Let’s Address Indiana’s Growing Mental Health Crisis – Indianapolis Business Journal

Indiana is in the midst of a mental health crisis.

In a recent study by Mental Health America, Indiana was ranked 41st in the nation for mental health status among adults, based on prevalence of mental illness and access to care, and 23rd for adults. kids. Behind these dismal rankings are Hoosiers in communities across our state that have been harmed by the devastating effects of untreated mental illness.

This spring, the Indiana Behavioral Health Commission asked the Fairbanks School of Public Health to examine the cost of untreated mental illness. From that position, Fairbanks published a study that revealed some staggering facts about Indiana’s mental health. Approximately one in five Hoosiers experience a mental illness each year. For every four Hoosiers treated for mental illness, another Hoosier does not receive treatment.

When a person does not receive help, the damage of mental illness can be deadly. In 2020, Indiana lost 1,079 Hoosiers to suicide. Additionally, mental illness is linked to many serious chronic diseases, such as diabetes and heart disease.

Each year, the economic burden of untreated mental illness in Indiana exceeds $4.2 billion. This includes direct costs like healthcare, incarceration, and homeless shelter expenses, and indirect costs like lost productivity due to absenteeism, premature mortality, and caregiver expenses.

The impact of untreated mental illness in Indiana, present and future, cannot be underestimated. And yet we don’t have the mental health infrastructure to provide care to thousands of people who need it.

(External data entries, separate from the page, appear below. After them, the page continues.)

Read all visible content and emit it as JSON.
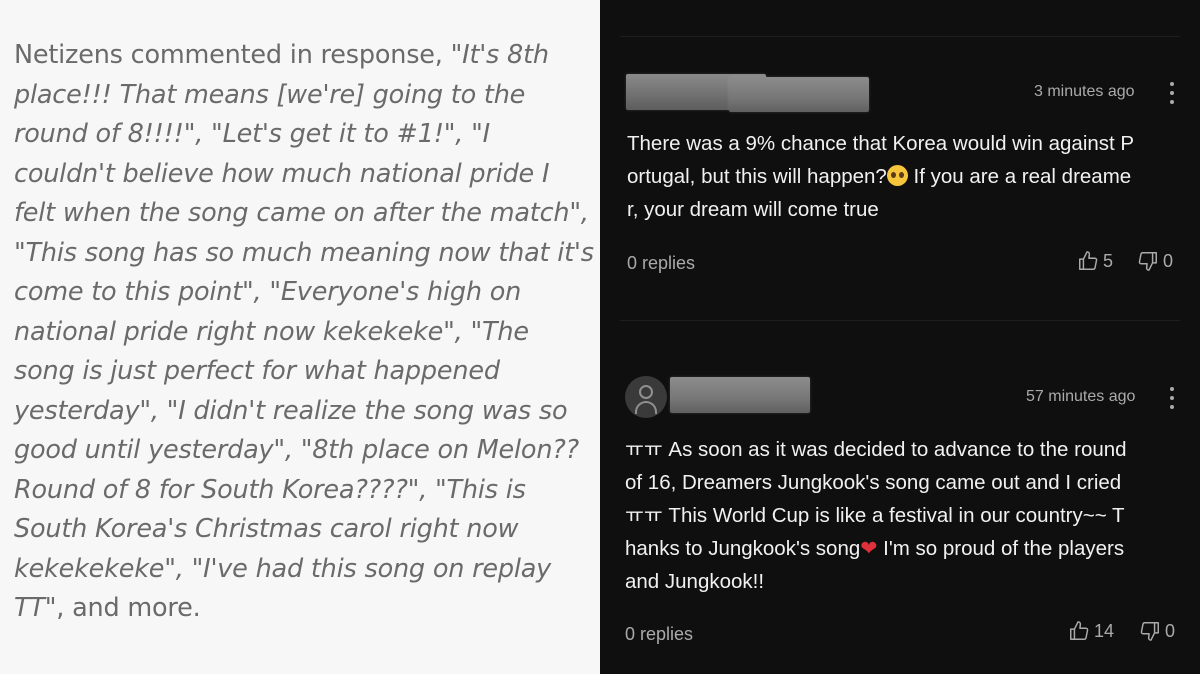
{
  "article": {
    "intro": "Netizens commented in response, ",
    "quotes": "\"It's 8th place!!! That means [we're] going to the round of 8!!!!\", \"Let's get it to #1!\", \"I couldn't believe how much national pride I felt when the song came on after the match\", \"This song has so much meaning now that it's come to this point\", \"Everyone's high on national pride right now kekekeke\", \"The song is just perfect for what happened yesterday\", \"I didn't realize the song was so good until yesterday\", \"8th place on Melon?? Round of 8 for South Korea????\", \"This is South Korea's Christmas carol right now kekekekeke\", \"I've had this song on replay TT\"",
    "outro": ", and more."
  },
  "comments": [
    {
      "time": "3 minutes ago",
      "lines": [
        "There was a 9% chance that Korea would win against P",
        "ortugal, but this will happen?",
        " If you are a real dreame",
        "r, your dream will come true"
      ],
      "replies": "0 replies",
      "likes": "5",
      "dislikes": "0"
    },
    {
      "time": "57 minutes ago",
      "lines": [
        "ㅠㅠ As soon as it was decided to advance to the round",
        "of 16, Dreamers Jungkook's song came out and I cried",
        "ㅠㅠ This World Cup is like a festival in our country~~ T",
        "hanks to Jungkook's song",
        "❤",
        " I'm so proud of the players",
        "and Jungkook!!"
      ],
      "replies": "0 replies",
      "likes": "14",
      "dislikes": "0"
    }
  ],
  "icons": {
    "like": "thumbs-up-icon",
    "dislike": "thumbs-down-icon",
    "more": "more-vertical-icon",
    "avatar": "default-avatar-icon",
    "emoji": "crying-face-emoji",
    "heart": "red-heart-emoji"
  },
  "colors": {
    "left_bg": "#f7f7f7",
    "article_text": "#6a6a6a",
    "right_bg": "#0f0f0f",
    "comment_text": "#f1f1f1",
    "meta_text": "#aaaaaa",
    "heart": "#e0313a"
  }
}
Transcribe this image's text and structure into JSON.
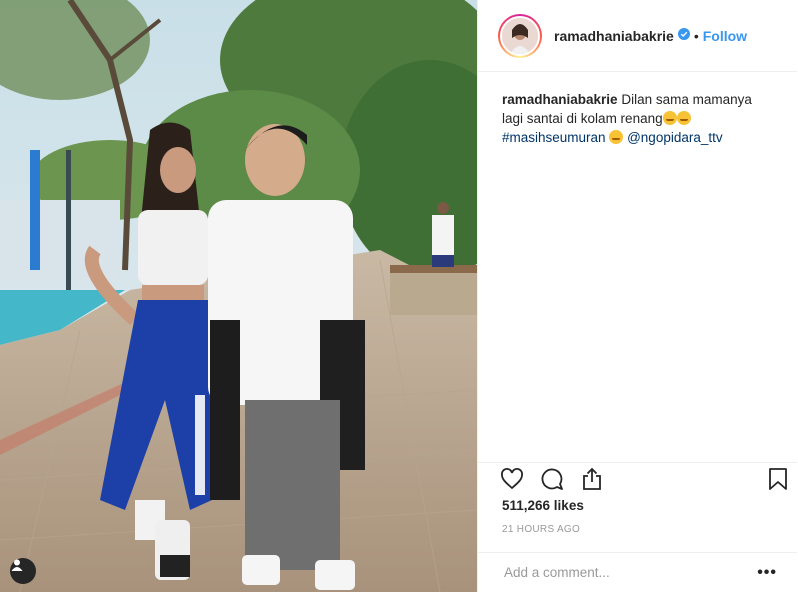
{
  "post": {
    "username": "ramadhaniabakrie",
    "verified": true,
    "separator": "•",
    "follow_label": "Follow",
    "caption": {
      "username": "ramadhaniabakrie",
      "text": "Dilan sama mamanya lagi santai di kolam renang",
      "hashtag": "#masihseumuran",
      "mention": "@ngopidara_ttv"
    },
    "likes": "511,266 likes",
    "time": "21 HOURS AGO",
    "comment_placeholder": "Add a comment...",
    "more_label": "•••"
  },
  "icons": [
    "heart-icon",
    "comment-icon",
    "share-icon",
    "bookmark-icon",
    "user-tag-icon",
    "verified-badge-icon"
  ],
  "colors": {
    "accent": "#3897f0",
    "text": "#262626",
    "muted": "#999999",
    "hashtag": "#003569"
  }
}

In September, the Indiana Behavioral Health Commission issued a report that identified specific concerns, including lack of communication and collaboration across systems, access to preventive services, and consistency in care across the state. From people in crisis to people trying to get care in the community, the current system is ineffective and inefficient. The primary entry point is often involvement with the police or an emergency room, and then there are delays in linkage to needed care. These breaches are affecting the people who are suffering, their families, law enforcement, hospitals, community and state resources.

Under the leadership of Governor Eric Holcomb and Lieutenant Governor Suzanne Crouch, the state has taken important steps to close these gaps and begin building, for the first time, a functioning mental health infrastructure. In 2020, Congress passed a law by unanimous vote to establish 988 as the emergency number for responses to behavioral crises, replacing a patchwork system of state and local efforts. Indiana has used one-time federal funds for the 988 transition to begin building a comprehensive crisis response system. Indiana has also made significant progress in improving the justice system’s response to mental illness. However, there is still much work to be done.

In January, Sen. Mike Crider, Republican of Greenfield, will introduce legislation to advance the main recommendations of the Behavioral Health Commission report, with two main focal points.

First, the legislation will create sustainable funding for a statewide crisis response system by mirroring the cell phone surcharge currently used to fund Indiana’s 911 system. Second, the legislation will support Indiana’s transition to the Certified Behavioral Health Community Clinic model, which has shown great success in increasing access to care in many other states.

With these two important pieces, Indiana can take bold and radical steps to improve access to mental health care for Hoosiers. We urge the General Assembly to give the commission’s recommendations and this critical legislation careful consideration for the well-being of our state, now and for generations to come.•


Lechleiter and Evans are members of the Indiana Mental Health Roundtable. Lechleiter was CEO of Eli Lilly and Co. Evans was CEO of Indiana University Health.